Experience and knowledge

The successful candidate would have knowledge of the following:

  • Stock assessment and management techniques that use GSI, mass-marking, CWT and other tagging, test fisheries, creel surveys, escapement surveys, run reconstructions, recruitment, productivity, survival, and mortality determinations,
  • Effects and implications of fisheries management techniques such as non-retention, mark-selective fishing, like slot limits, catch and release, 
  • Harvest related effects such as by-catch, Fisheries Related Incidental Mortality, recruitment overfishing, age and longevity overfishing, ecosystem overfishing, selective pressures on population structure and evolutionary traits, and implications for diversity and abundance,
  • Effects of human activities such as climate change, hatcheries, and habitat loss (etc.) on   recruitment, productivity, survival and abundance. 

Communication skills and abilities

  • Good communication skills (writing, listening, verbal, public speaking),
  • Comfort advancing science-based concepts in public domains,
  • Ability to comprehend and synthesize technical scientific material for personal and public consumption in verbal and written formats,
  • Ability to develop and deliver presentations to both scientific and popular audiences,
  • Ability to write and review manuscripts for peer-review publications, 
  • Support development of popular messages and concepts for public outreach.

Important professional interests

  • Willingness to engage with diverse views on harvest, fishing and fisheries management,
  • Desire to engage in technical, management and stakeholder processes,
  • Desire for cross-sector relationship building,
  • Identification and advancement of collaborative work with First Nations, NGOs, and government,
  • Desire to build strong working relationships with First Nations leaders and technical staff,
  • Desire to build strong working relationships with academic partners and NGOs,
  • An appreciation for other knowledge systems such as Indigenous Knowledge (i.e. Two-Eyed Seeing).

Salary and details

This position is full time (40 hrs/week). In addition to joining a dynamic and dedicated team at Raincoast, benefits include extended health coverage and flexible working opportunities. 

Job Type: Full time, permanent, and 3 years minimum.
Anticipated hours:  40 hours per week.
Salary range: $80,000 – $90,000 based on the applicant’s skills and experience.
Location: Be able to work remotely, but with reliable internet access to maintain routine communication with a well-integrated online network of internal and external colleagues for meetings, workshops, conferences and dialogues, etc.
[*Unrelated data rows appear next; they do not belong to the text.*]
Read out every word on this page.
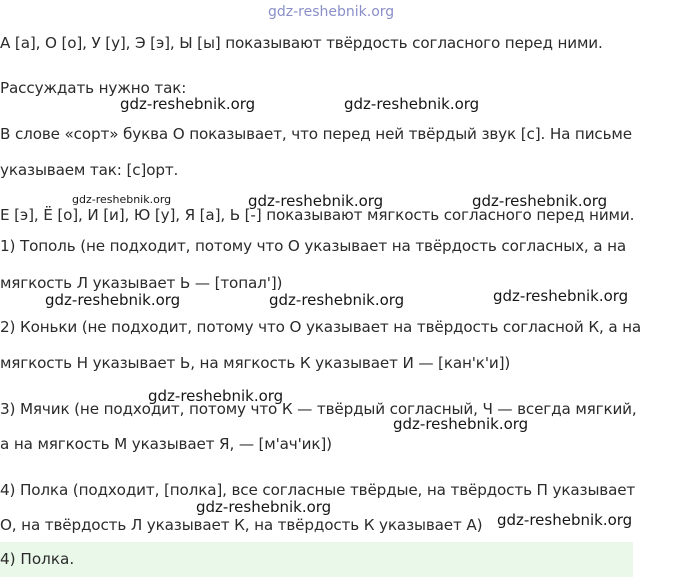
А [а], О [о], У [у], Э [э], Ы [ы] показывают твёрдость согласного перед ними.
Рассуждать нужно так:
В слове «сорт» буква О показывает, что перед ней твёрдый звук [с]. На письме
указываем так: [с]орт.
Е [э], Ё [о], И [и], Ю [у], Я [а], Ь [-] показывают мягкость согласного перед ними.
1) Тополь (не подходит, потому что О указывает на твёрдость согласных, а на
мягкость Л указывает Ь — [топал'])
2) Коньки (не подходит, потому что О указывает на твёрдость согласной К, а на
мягкость Н указывает Ь, на мягкость К указывает И — [кан'к'и])
3) Мячик (не подходит, потому что К — твёрдый согласный, Ч — всегда мягкий,
а на мягкость М указывает Я, — [м'ач'ик])
4) Полка (подходит, [полка], все согласные твёрдые, на твёрдость П указывает
О, на твёрдость Л указывает К, на твёрдость К указывает А)
4) Полка.
gdz-reshebnik.org
gdz-reshebnik.org	gdz-reshebnik.org
gdz-reshebnik.org	gdz-reshebnik.org	gdz-reshebnik.org
gdz-reshebnik.org	gdz-reshebnik.org	gdz-reshebnik.org
gdz-reshebnik.org
gdz-reshebnik.org
gdz-reshebnik.org
gdz-reshebnik.org
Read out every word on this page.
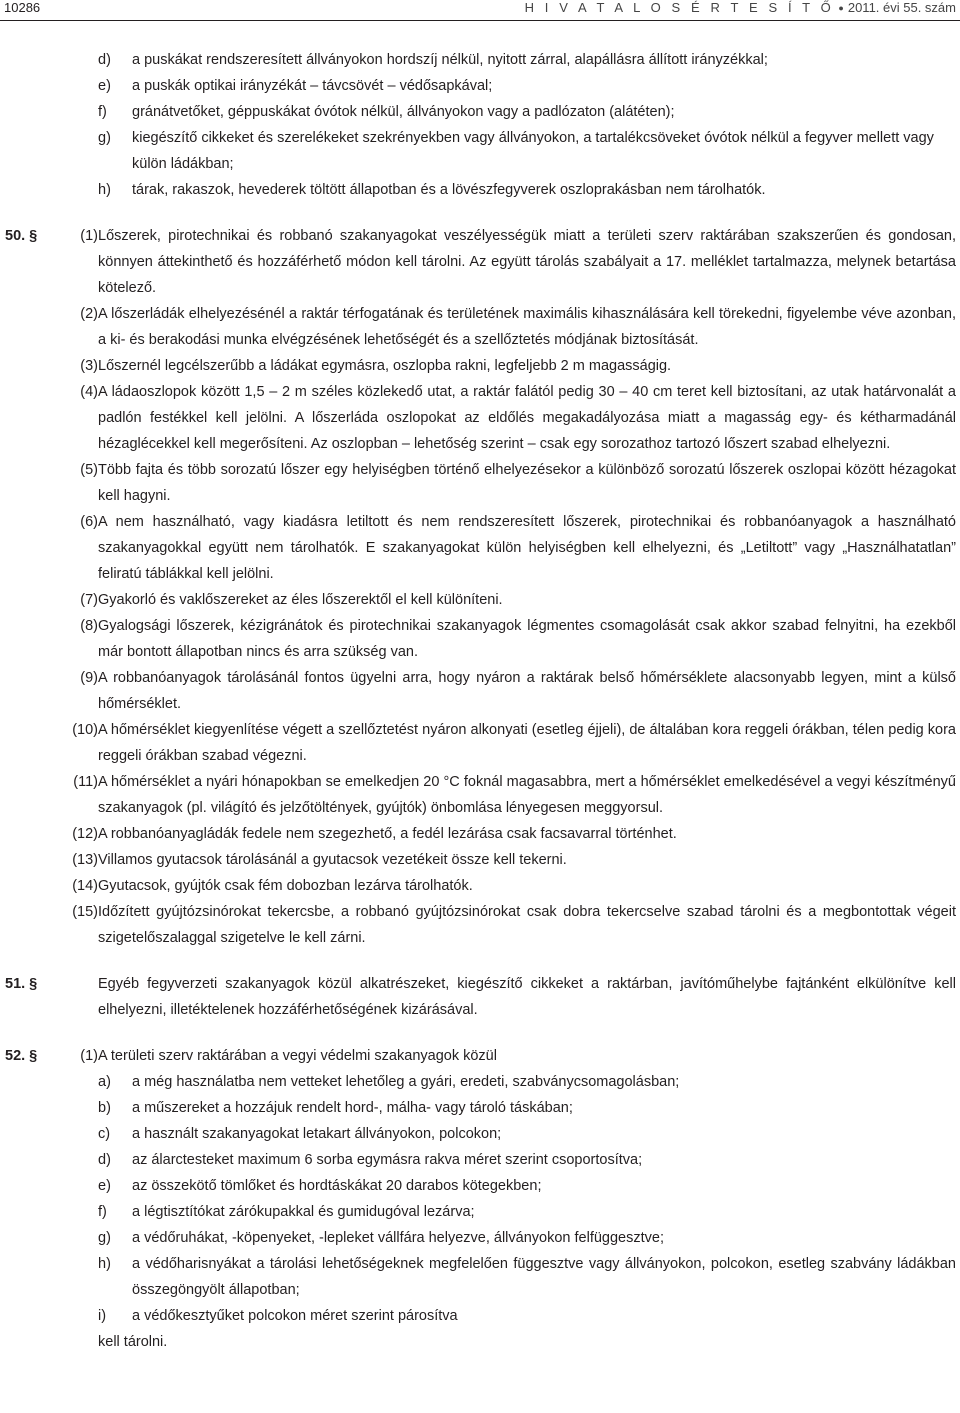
10286	H I V A T A L O S É R T E S Í T Ő ● 2011. évi 55. szám
d) a puskákat rendszeresített állványokon hordszíj nélkül, nyitott zárral, alapállásra állított irányzékkal;
e) a puskák optikai irányzékát – távcsövét – védősapkával;
f) gránátvetőket, géppuskákat óvótok nélkül, állványokon vagy a padlózaton (alátéten);
g) kiegészítő cikkeket és szerelékeket szekrényekben vagy állványokon, a tartalékcsöveket óvótok nélkül a fegyver mellett vagy külön ládákban;
h) tárak, rakaszok, hevederek töltött állapotban és a lövészfegyverek oszloprakásban nem tárolhatók.
50. §	(1) Lőszerek, pirotechnikai és robbanó szakanyagokat veszélyességük miatt a területi szerv raktárában szakszerűen és gondosan, könnyen áttekinthető és hozzáférhető módon kell tárolni. Az együtt tárolás szabályait a 17. melléklet tartalmazza, melynek betartása kötelező.
(2) A lőszerládák elhelyezésénél a raktár térfogatának és területének maximális kihasználására kell törekedni, figyelembe véve azonban, a ki- és berakodási munka elvégzésének lehetőségét és a szellőztetés módjának biztosítását.
(3) Lőszernél legcélszerűbb a ládákat egymásra, oszlopba rakni, legfeljebb 2 m magasságig.
(4) A ládaoszlopok között 1,5 – 2 m széles közlekedő utat, a raktár falától pedig 30 – 40 cm teret kell biztosítani, az utak határvonalát a padlón festékkel kell jelölni. A lőszerláda oszlopokat az eldőlés megakadályozása miatt a magasság egy- és kétharmadánál hézaglécekkel kell megerősíteni. Az oszlopban – lehetőség szerint – csak egy sorozathoz tartozó lőszert szabad elhelyezni.
(5) Több fajta és több sorozatú lőszer egy helyiségben történő elhelyezésekor a különböző sorozatú lőszerek oszlopai között hézagokat kell hagyni.
(6) A nem használható, vagy kiadásra letiltott és nem rendszeresített lőszerek, pirotechnikai és robbanóanyagok a használható szakanyagokkal együtt nem tárolhatók. E szakanyagokat külön helyiségben kell elhelyezni, és „Letiltott” vagy „Használhatatlan” feliratú táblákkal kell jelölni.
(7) Gyakorló és vaklőszereket az éles lőszerektől el kell különíteni.
(8) Gyalogsági lőszerek, kézigránátok és pirotechnikai szakanyagok légmentes csomagolását csak akkor szabad felnyitni, ha ezekből már bontott állapotban nincs és arra szükség van.
(9) A robbanóanyagok tárolásánál fontos ügyelni arra, hogy nyáron a raktárak belső hőmérséklete alacsonyabb legyen, mint a külső hőmérséklet.
(10) A hőmérséklet kiegyenlítése végett a szellőztetést nyáron alkonyati (esetleg éjjeli), de általában kora reggeli órákban, télen pedig kora reggeli órákban szabad végezni.
(11) A hőmérséklet a nyári hónapokban se emelkedjen 20 °C foknál magasabbra, mert a hőmérséklet emelkedésével a vegyi készítményű szakanyagok (pl. világító és jelzőtöltények, gyújtók) önbomlása lényegesen meggyorsul.
(12) A robbanóanyagládák fedele nem szegezhető, a fedél lezárása csak facsavarral történhet.
(13) Villamos gyutacsok tárolásánál a gyutacsok vezetékeit össze kell tekerni.
(14) Gyutacsok, gyújtók csak fém dobozban lezárva tárolhatók.
(15) Időzített gyújtózsinórokat tekercsbe, a robbanó gyújtózsinórokat csak dobra tekercselve szabad tárolni és a megbontottak végeit szigetelőszalaggal szigetelve le kell zárni.
51. §	Egyéb fegyverzeti szakanyagok közül alkatrészeket, kiegészítő cikkeket a raktárban, javítóműhelybe fajtánként elkülönítve kell elhelyezni, illetéktelenek hozzáférhetőségének kizárásával.
52. §	(1) A területi szerv raktárában a vegyi védelmi szakanyagok közül
a) a még használatba nem vetteket lehetőleg a gyári, eredeti, szabványcsomagolásban;
b) a műszereket a hozzájuk rendelt hord-, málha- vagy tároló táskában;
c) a használt szakanyagokat letakart állványokon, polcokon;
d) az álarctesteket maximum 6 sorba egymásra rakva méret szerint csoportosítva;
e) az összekötő tömlőket és hordtáskákat 20 darabos kötegekben;
f) a légtisztítókat zárókupakkal és gumidugóval lezárva;
g) a védőruhákat, -köpenyeket, -lepleket vállfára helyezve, állványokon felfüggesztve;
h) a védőharisnyákat a tárolási lehetőségeknek megfelelően függesztve vagy állványokon, polcokon, esetleg szabvány ládákban összegöngyölt állapotban;
i) a védőkesztyűket polcokon méret szerint párosítva
kell tárolni.
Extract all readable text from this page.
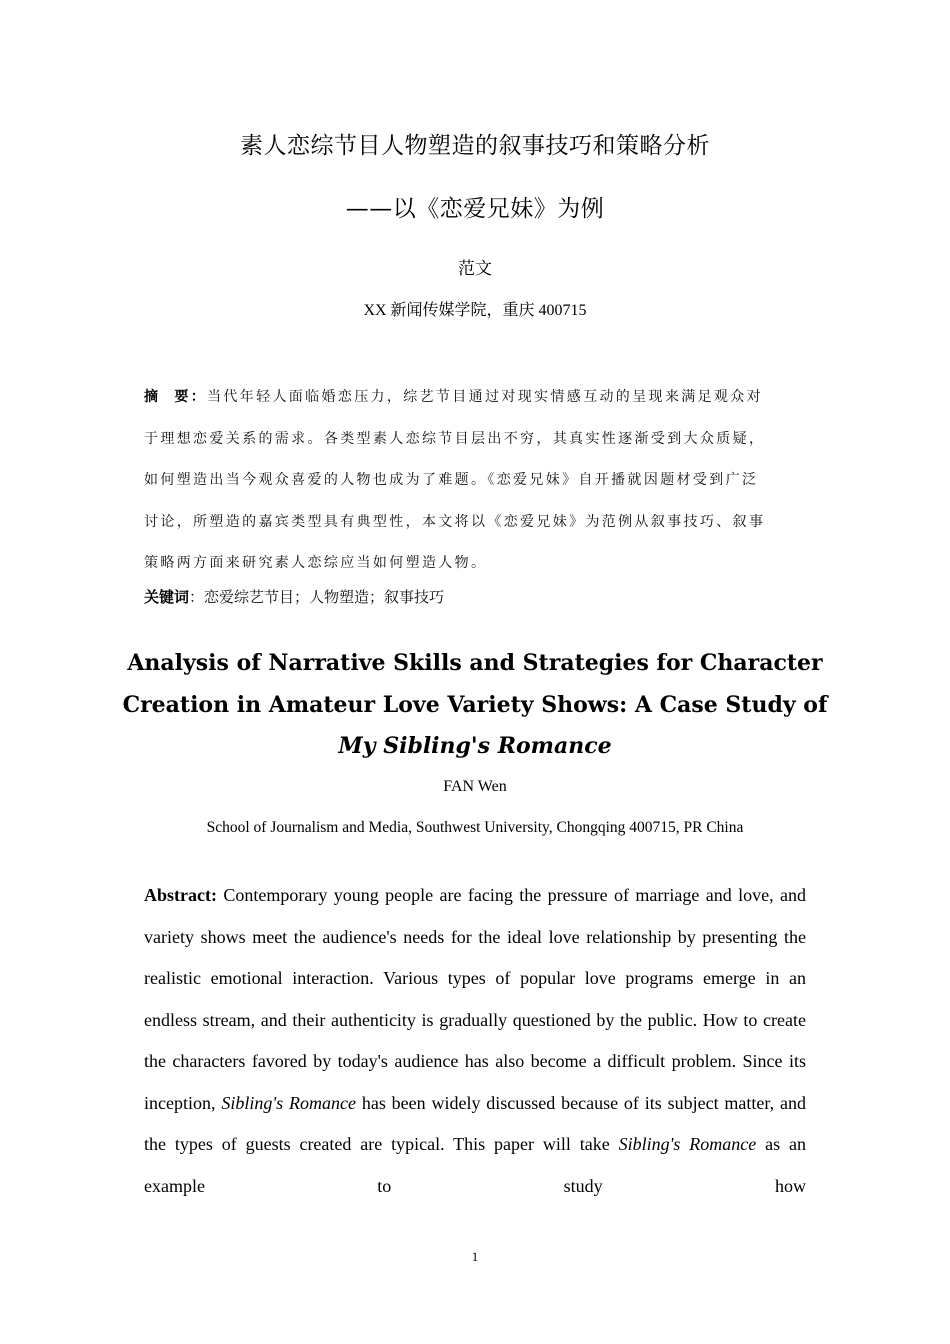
素人恋综节目人物塑造的叙事技巧和策略分析
——以《恋爱兄妹》为例
范文
XX 新闻传媒学院，重庆 400715
摘 要：当代年轻人面临婚恋压力，综艺节目通过对现实情感互动的呈现来满足观众对于理想恋爱关系的需求。各类型素人恋综节目层出不穷，其真实性逐渐受到大众质疑，如何塑造出当今观众喜爱的人物也成为了难题。《恋爱兄妹》自开播就因题材受到广泛讨论，所塑造的嘉宾类型具有典型性，本文将以《恋爱兄妹》为范例从叙事技巧、叙事策略两方面来研究素人恋综应当如何塑造人物。
关键词：恋爱综艺节目；人物塑造；叙事技巧
Analysis of Narrative Skills and Strategies for Character Creation in Amateur Love Variety Shows: A Case Study of
My Sibling's Romance
FAN Wen
School of Journalism and Media, Southwest University, Chongqing 400715, PR China
Abstract: Contemporary young people are facing the pressure of marriage and love, and variety shows meet the audience's needs for the ideal love relationship by presenting the realistic emotional interaction. Various types of popular love programs emerge in an endless stream, and their authenticity is gradually questioned by the public. How to create the characters favored by today's audience has also become a difficult problem. Since its inception, Sibling's Romance has been widely discussed because of its subject matter, and the types of guests created are typical. This paper will take Sibling's Romance as an example to study how
1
Be willing to travel within coastal BC to meetings, workshops, conferences and field related excursions.

How to apply

Please send your resume and cover letter demonstrating your experience as it relates to the job requirements to jobs (at) raincoast.org. Please include contact information for at least two referees.

Email applications with “Quantitative Ecologist” in the subject line. Attach a single PDF file for your one-page cover letter and your resume – name it your first and last name (e.g. Mark Smith.pdf).

The cover letter should express why you want this position and identify how you are qualified.

We thank all applicants, but only those selected for interviews will be contacted.

Raincoast welcomes applications from all interested and qualified candidates. Our organization is the product of diverse visions and perspectives and we welcome the unique contributions that you can bring. Raincoast is committed to fostering and maintaining a workplace culture that is inclusive and does not tolerate or accept discrimination or harassment.